O engenheiro civil Vahan Agopyan, reitor da USP, conta que conheceu Motoyama há cerca de 20 anos, quando ele trabalhava na pesquisa para elaboração do livro Escola Politécnica – 100 anos construindo o futuro (Edusp, 2004). “Agradável e simpático, ele deixava as pessoas com quem conversava muito à vontade. Além disso, sua formação em física permitia que explicasse a evolução da ciência e tecnologia do nosso país de uma forma peculiar. Por causa disso, ele era o nosso historiador”, comenta Agopyan.

Orientado por Motoyama no doutorado, o historiador Francisco Assis de Queiroz, do Departamento de História da FFLCH-USP, diz que ele gostava de escutar, “valorizando as diferentes competências que identificava nos alunos”. “Motoyama apreciava trabalhar em equipe, algo menos tradicional nas ciências humanas”, considera. Queiroz destaca que o pesquisador foi um dos responsáveis por consolidar e institucionalizar a história da ciência no Brasil, enfatizando o seu papel como variáveis indispensáveis para o desenvolvimento econômico e social. “Essas reflexões são um legado fundamental para se pensar o papel da C&T, em um momento em que o negacionismo histórico e científico aumenta no mundo todo”, observa.

A trajetória no campo da história da ciência antecedeu seus estudos sobre a imigração japonesa que resultaram em dois livros. Em 2011, publicou Sob o signo do sol levante – Uma história da imigração japonesa no Brasil (1908-1941), volume I; em 2016, Do conflito à integração – Uma história da imigração japonesa no Brasil (1941-2008), volume II, este em parceria com o jornalista Jorge Okubaro. Ambos foram publicados pela editora Paulo’s Comunica e Artes Gráficas.

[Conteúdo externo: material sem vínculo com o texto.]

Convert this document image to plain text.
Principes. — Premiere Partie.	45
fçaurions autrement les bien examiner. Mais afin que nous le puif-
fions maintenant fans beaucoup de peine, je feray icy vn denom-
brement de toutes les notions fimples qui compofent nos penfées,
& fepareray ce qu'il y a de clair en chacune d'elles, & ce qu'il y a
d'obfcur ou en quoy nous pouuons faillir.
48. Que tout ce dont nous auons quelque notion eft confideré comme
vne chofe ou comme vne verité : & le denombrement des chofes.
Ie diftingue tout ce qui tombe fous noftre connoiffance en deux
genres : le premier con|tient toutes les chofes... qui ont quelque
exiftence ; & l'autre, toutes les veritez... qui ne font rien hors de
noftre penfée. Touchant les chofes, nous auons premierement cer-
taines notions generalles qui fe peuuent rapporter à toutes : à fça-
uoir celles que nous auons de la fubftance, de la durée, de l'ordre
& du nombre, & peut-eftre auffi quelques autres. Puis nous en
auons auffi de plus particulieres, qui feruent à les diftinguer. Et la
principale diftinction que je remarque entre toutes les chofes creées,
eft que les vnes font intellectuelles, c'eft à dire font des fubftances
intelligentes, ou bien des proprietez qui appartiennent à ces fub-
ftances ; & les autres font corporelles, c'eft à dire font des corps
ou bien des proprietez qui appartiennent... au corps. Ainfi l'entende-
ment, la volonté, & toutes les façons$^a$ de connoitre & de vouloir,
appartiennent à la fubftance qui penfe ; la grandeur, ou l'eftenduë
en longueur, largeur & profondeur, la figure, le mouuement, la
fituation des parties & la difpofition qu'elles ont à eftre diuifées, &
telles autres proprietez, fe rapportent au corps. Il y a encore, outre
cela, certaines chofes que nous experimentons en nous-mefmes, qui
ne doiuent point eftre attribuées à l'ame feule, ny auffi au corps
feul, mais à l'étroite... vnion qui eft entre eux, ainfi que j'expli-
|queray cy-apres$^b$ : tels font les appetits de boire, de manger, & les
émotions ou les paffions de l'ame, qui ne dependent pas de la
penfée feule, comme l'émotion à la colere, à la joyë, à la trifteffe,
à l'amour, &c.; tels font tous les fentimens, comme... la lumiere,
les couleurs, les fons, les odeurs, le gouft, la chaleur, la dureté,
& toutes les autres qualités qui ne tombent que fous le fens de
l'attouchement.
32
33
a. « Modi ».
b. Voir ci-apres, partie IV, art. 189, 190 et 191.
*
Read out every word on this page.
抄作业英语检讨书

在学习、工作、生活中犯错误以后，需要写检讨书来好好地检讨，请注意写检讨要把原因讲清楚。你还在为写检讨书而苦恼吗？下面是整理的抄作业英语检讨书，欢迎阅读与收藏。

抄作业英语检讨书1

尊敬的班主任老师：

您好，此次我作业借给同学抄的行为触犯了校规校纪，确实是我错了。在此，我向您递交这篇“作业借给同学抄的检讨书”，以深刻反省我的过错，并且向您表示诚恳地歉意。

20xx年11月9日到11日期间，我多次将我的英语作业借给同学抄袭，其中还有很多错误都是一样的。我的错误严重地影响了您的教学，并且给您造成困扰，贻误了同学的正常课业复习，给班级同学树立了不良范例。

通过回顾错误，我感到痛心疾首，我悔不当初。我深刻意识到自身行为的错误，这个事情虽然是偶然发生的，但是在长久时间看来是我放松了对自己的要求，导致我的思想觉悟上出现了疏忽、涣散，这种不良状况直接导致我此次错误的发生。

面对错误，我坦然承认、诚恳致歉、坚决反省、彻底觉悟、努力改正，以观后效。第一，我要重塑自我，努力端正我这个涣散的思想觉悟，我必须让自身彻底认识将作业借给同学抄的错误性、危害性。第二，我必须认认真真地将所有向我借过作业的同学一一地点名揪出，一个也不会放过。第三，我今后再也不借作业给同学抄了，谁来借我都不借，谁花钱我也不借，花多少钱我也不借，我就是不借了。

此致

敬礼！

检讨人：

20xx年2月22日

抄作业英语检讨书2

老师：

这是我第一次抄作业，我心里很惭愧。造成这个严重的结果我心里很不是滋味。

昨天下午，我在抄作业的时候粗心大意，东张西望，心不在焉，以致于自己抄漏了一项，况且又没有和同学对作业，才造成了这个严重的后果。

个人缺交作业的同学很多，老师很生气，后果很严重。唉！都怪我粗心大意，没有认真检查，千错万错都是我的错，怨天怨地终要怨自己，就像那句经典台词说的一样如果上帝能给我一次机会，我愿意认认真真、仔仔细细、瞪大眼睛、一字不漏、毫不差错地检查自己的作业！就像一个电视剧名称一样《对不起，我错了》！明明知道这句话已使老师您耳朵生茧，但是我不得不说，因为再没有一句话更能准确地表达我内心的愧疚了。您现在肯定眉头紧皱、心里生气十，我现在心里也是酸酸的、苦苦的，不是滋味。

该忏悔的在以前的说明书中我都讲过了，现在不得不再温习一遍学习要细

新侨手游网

Dirigiu o Museu Histórico da Imigração Japonesa no Brasil durante dois mandatos, de 1991 a 1997 e de 2008 a 2009, além de ter sido membro-titular da Academia Paulista de História. No museu, fazia parte do Centro de Pesquisas de Imigração e Cultura Japonesa e era coordenador curatorial de uma exposição que estava sendo organizada na instituição. Motoyama também foi presidente do Centro de Estudos Nipo-Brasileiros de 2004 até 2019.

Próxima do historiador em seus últimos anos de vida, Leiko Matsubara Morales, coordenadora da Pós-graduação em Língua, Literatura e Cultura Japonesa no Departamento de Letras Orientais (DLO) da FFLCH-USP, conta que, em suas pesquisas, ele trouxe à luz conflitos que a comunidade japonesa enfrentou no processo de integração na sociedade brasileira, usualmente deixados de fora de narrativas históricas idealizadoras do processo. Outra colaboração fundamental envolve estudos e aulas sobre a modernização do Japão entre o final do século XIX e o começo do XX. “Motoyama enfatizava como o contato com o Ocidente, em especial com a França, colaborou com esse movimento, principalmente a partir da década de 1870”, conta Morales, que o sucedeu na presidência do Centro de Estudos Nipo-Brasileiros.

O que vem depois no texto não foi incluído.